Khanna indicated to Tapper that the President wanted to keep universal pre-K, along with about $300 billion in investments to help combat climate change.
Debate over climate change within the final bill has not yet been settled — since progressives want to go much further and Manchin has resisted those plans.
Democrats are debating what they should include after Manchin said he would oppose an electricity standard to force utilities to use cleaner-burning fuels to reduce greenhouse gas emissions by 50% over the next decade.
“There is a wide menu of options” to replace the policy, Democratic Sen. Chris Coons of Delaware, a close Biden ally, told CNN. However, Democrats have not yet coalesced around one specific replacement for their clean energy plan.
The party doesn’t have much time to act.
Democratic Sen. Tim Kaine of Virginia told CNN that Senate Democrats agree they need to get a deal done this week, including a framework and a topline number.

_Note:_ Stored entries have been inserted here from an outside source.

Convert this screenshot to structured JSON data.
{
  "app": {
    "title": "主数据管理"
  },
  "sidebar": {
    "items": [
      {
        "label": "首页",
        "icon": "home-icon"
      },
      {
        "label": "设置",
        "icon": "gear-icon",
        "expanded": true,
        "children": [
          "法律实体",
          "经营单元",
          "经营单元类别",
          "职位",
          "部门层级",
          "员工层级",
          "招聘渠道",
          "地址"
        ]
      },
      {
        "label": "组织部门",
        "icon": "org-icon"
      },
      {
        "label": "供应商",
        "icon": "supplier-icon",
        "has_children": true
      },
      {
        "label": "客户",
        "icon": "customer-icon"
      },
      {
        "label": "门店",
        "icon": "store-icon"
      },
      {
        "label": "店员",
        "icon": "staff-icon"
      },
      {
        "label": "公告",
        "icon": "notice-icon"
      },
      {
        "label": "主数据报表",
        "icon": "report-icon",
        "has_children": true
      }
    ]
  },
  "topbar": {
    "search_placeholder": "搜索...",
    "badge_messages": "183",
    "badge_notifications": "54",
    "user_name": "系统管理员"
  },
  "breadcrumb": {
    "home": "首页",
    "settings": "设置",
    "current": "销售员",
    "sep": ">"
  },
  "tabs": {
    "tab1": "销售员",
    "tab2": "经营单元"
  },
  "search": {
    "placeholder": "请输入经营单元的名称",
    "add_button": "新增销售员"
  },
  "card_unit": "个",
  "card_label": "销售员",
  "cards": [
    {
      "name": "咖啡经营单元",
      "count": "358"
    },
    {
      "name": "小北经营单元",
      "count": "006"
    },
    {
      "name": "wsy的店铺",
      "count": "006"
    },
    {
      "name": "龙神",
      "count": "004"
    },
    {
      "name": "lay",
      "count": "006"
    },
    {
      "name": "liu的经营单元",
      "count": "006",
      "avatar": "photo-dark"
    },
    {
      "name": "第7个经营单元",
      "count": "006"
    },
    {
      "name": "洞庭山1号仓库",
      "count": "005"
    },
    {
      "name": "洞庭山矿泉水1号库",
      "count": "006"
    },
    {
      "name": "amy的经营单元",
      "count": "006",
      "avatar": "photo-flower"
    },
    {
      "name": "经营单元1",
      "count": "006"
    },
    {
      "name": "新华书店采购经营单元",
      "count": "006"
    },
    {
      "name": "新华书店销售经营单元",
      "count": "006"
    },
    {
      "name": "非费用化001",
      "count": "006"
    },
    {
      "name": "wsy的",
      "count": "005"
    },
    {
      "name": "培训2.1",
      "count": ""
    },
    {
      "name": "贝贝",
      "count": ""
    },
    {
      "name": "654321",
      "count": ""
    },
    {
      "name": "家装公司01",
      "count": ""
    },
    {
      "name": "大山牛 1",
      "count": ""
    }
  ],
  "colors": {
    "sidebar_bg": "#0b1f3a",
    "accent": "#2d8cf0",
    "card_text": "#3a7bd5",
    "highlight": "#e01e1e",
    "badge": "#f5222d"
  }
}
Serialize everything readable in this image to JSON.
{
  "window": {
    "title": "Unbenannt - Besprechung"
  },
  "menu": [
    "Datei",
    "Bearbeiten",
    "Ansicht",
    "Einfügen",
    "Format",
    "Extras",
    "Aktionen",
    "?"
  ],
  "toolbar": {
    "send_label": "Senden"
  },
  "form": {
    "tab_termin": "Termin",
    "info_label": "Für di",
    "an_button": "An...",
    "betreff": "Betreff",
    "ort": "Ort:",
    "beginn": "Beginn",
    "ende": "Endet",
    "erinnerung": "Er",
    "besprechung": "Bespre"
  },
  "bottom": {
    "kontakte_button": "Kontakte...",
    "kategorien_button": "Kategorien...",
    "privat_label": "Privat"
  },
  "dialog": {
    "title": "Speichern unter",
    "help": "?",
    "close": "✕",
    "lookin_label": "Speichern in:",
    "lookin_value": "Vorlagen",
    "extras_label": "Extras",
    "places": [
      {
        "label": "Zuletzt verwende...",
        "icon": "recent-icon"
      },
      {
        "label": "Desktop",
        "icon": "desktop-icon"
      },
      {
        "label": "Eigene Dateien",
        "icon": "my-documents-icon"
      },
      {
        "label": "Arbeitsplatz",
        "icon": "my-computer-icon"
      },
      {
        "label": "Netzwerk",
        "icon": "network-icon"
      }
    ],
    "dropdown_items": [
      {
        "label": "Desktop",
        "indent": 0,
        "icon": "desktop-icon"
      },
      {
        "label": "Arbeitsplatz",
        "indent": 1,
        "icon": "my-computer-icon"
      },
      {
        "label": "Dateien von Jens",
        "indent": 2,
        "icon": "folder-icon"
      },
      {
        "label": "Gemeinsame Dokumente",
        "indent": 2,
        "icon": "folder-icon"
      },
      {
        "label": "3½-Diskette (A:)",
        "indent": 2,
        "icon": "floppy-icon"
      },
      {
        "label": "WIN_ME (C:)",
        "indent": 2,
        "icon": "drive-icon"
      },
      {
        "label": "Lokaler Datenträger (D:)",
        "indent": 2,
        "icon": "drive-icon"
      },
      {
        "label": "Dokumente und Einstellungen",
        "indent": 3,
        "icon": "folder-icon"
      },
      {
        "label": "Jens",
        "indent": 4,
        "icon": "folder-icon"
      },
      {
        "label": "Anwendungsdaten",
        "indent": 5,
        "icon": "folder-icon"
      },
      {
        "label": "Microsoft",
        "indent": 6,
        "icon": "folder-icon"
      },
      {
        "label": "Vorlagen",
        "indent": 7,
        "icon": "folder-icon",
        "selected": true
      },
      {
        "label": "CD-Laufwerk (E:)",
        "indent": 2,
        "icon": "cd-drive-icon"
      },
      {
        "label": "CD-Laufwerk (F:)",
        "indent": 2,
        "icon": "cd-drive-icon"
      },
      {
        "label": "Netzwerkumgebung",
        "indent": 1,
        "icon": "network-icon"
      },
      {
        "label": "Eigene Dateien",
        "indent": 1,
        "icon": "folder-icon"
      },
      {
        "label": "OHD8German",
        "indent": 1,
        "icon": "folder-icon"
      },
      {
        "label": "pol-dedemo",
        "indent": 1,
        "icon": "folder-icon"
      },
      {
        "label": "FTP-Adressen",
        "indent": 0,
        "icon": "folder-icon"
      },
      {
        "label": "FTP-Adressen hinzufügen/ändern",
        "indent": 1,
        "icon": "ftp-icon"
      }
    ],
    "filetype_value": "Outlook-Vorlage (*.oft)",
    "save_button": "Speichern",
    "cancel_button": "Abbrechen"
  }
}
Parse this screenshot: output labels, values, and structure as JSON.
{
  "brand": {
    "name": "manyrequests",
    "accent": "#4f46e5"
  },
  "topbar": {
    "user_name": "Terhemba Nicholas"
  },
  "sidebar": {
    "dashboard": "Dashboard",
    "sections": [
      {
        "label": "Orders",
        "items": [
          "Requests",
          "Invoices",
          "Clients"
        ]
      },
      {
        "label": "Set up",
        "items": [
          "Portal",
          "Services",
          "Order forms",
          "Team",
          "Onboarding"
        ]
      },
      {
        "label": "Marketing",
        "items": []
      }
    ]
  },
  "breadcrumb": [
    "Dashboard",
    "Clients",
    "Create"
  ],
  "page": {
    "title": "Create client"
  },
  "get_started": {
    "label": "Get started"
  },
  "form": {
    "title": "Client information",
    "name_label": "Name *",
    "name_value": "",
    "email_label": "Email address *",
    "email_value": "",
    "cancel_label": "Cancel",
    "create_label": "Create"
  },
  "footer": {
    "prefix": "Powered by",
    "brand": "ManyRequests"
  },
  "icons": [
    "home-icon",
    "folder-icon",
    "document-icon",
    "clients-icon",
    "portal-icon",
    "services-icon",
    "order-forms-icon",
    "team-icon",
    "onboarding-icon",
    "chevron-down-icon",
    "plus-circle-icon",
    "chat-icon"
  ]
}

Democrats have less than two weeks until the President is set to attend the United Nations Climate Conference in Glasgow. And while Biden did not explicitly set a deadline, he made clear in his meeting with Democrats that his goal was to have a locked-in framework agreement that would clear the way for a House vote on the bipartisan infrastructure bill before he arrives at the conference, according to two sources familiar with the meeting.
Khanna told Tapper that Biden “was focused on delivering something before he goes to Glasgow and he made a compelling case.”
“He looked people in the eye and said the prestige of the United States is on the line. I need this to go represent the United States overseas,” Khanna said.
Democratic leaders have pressed lawmakers to have an agreement before October 31 in order to move the infrastructure bill before the expiration of the short-term surface transportation funding patch. But while the timelines roughly line up, Biden pressed progressives in the meeting to ensure he had an agreement in hand before his arrival at the climate conference, noting the stakes for the US if did not.
One source in the meeting called it “the most forceful case I’ve heard him make on the need for an agreement on a specific timeline.”
Progressives, up to this point, have said they want the multi-trillion climate and economic package passed before they’ll provide the votes to pass the infrastructure measure.
This headline and story have been updated with additional reporting Tuesday.